Trees with different leaves

Sometimes one may wish to compare trees whose tip sets only partially overlap: that is, certain leaves are missing in one tree or the other.

Whilst this process is computationally trivial, interpreting the resultant distances can require a little thought.

Let’s generate some simple trees to follow this through in practice:

library("TreeTools", quietly = TRUE)
balAL <- BalancedTree(letters[1:12])
balAJ <- DropTip(balAL, letters[11:12])
balCL <- DropTip(balAL, letters[1:2])
balGL <- DropTip(balAL, letters[1:6])

pecAL <- PectinateTree(letters[1:12])
pecAF <- DropTip(pecAL, letters[7:12])
pecAJ <- DropTip(pecAL, letters[11:12])
pecCL <- DropTip(pecAL, letters[1:2])

treeList <- list(balAL = balAL, balAJ = balAJ, balCL = balCL, balGL = balGL,
                 pecAL = pecAL, pecAJ = pecAJ, pecCL = pecCL, pecAF = pecAF)
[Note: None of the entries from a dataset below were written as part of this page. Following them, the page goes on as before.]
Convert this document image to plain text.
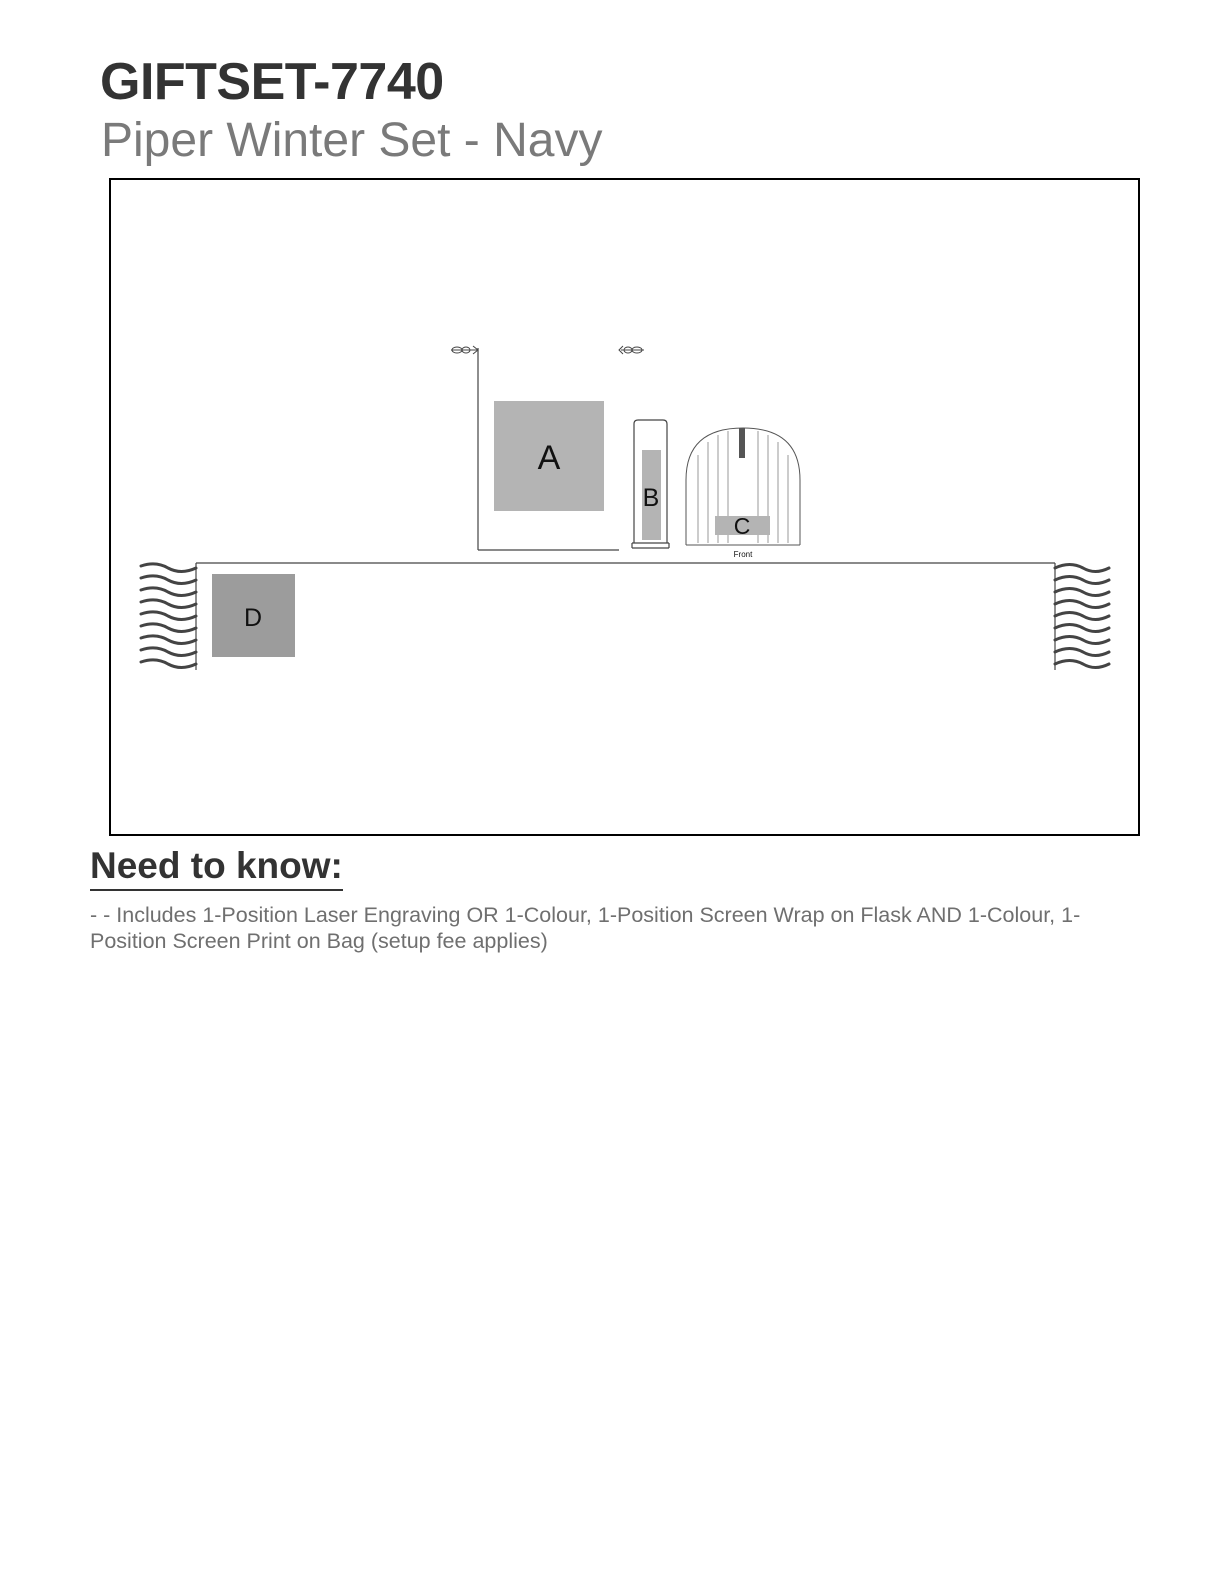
GIFTSET-7740
Piper Winter Set - Navy
A
B
C
Front
D
Need to know:

- - Includes 1-Position Laser Engraving OR 1-Colour, 1-Position Screen Wrap on Flask AND 1-Colour, 1-Position Screen Print on Bag (setup fee applies)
# Define a function to plot two trees
Plot2 <- function(t1, t2, ..., main2 = "") {
  oPar <- par(mfrow = c(1, 2), mar = rep(1, 4), cex = 0.9)
  on.exit(par(oPar)) # Restore original parameters
  plot(t1, ...)
  plot(t2, main = main2)
}

First let’s consider the scenario where we are identifying two identical trees – except that some leaves present in one tree (here, a and b) are missing from the other.

Plot2(balAL, balCL,
      main = "balAL", main2 = "balCL",
      font = c(rep(4, 2), rep(3, 10)) # Emphasize missing tips
      )

From an information theoretic perspective, all the information present in our reduced tree is also present in the complete tree. The information held in common between the trees is thus equal to the information held in common if only the common leaves are retained:

library("TreeDist")
commonTips <- intersect(TipLabels(balAL), TipLabels(balCL))

# How much information is in tree balCL?
ClusteringEntropy(balCL)
## [1] 5.780608
# All the information in balCL is also present in balAL
MutualClusteringInfo(balCL, balAL)
## [1] 5.780608
# balAL also contains information about leaves A and B,
# so contains more information in total
ClusteringEntropy(balAL)
## [1] 6.845202

Some information is held in common between any pair of trees with more than a few leaves. Two random trees with many leaves may thus have more information in common than two identical trees with only a few leaves, simply because they have more information overall. As such, it is clearly necessary to perform some form of normalization before comparing tree distances. The obvious choice – and the default, if normalize = TRUE – is to normalize against the maximum similarity that could be obtained, given the set of leaves that a pair of trees have in common. A NaN result is returned when a pair of trees has no leaves in common.

# Information in common (bits)
raw <- MutualClusteringInfo(treeList)
heatmap(raw, symm = TRUE)

# Normalized
normalized <- MutualClusteringInfo(treeList, normalize = TRUE)
heatmap(normalized, symm = TRUE)

A more nuanced perspective may be obtained by computing the range of distances that could in principle be obtained if missing tips were added to each tree. This is not yet implemented in ‘TreeDist’.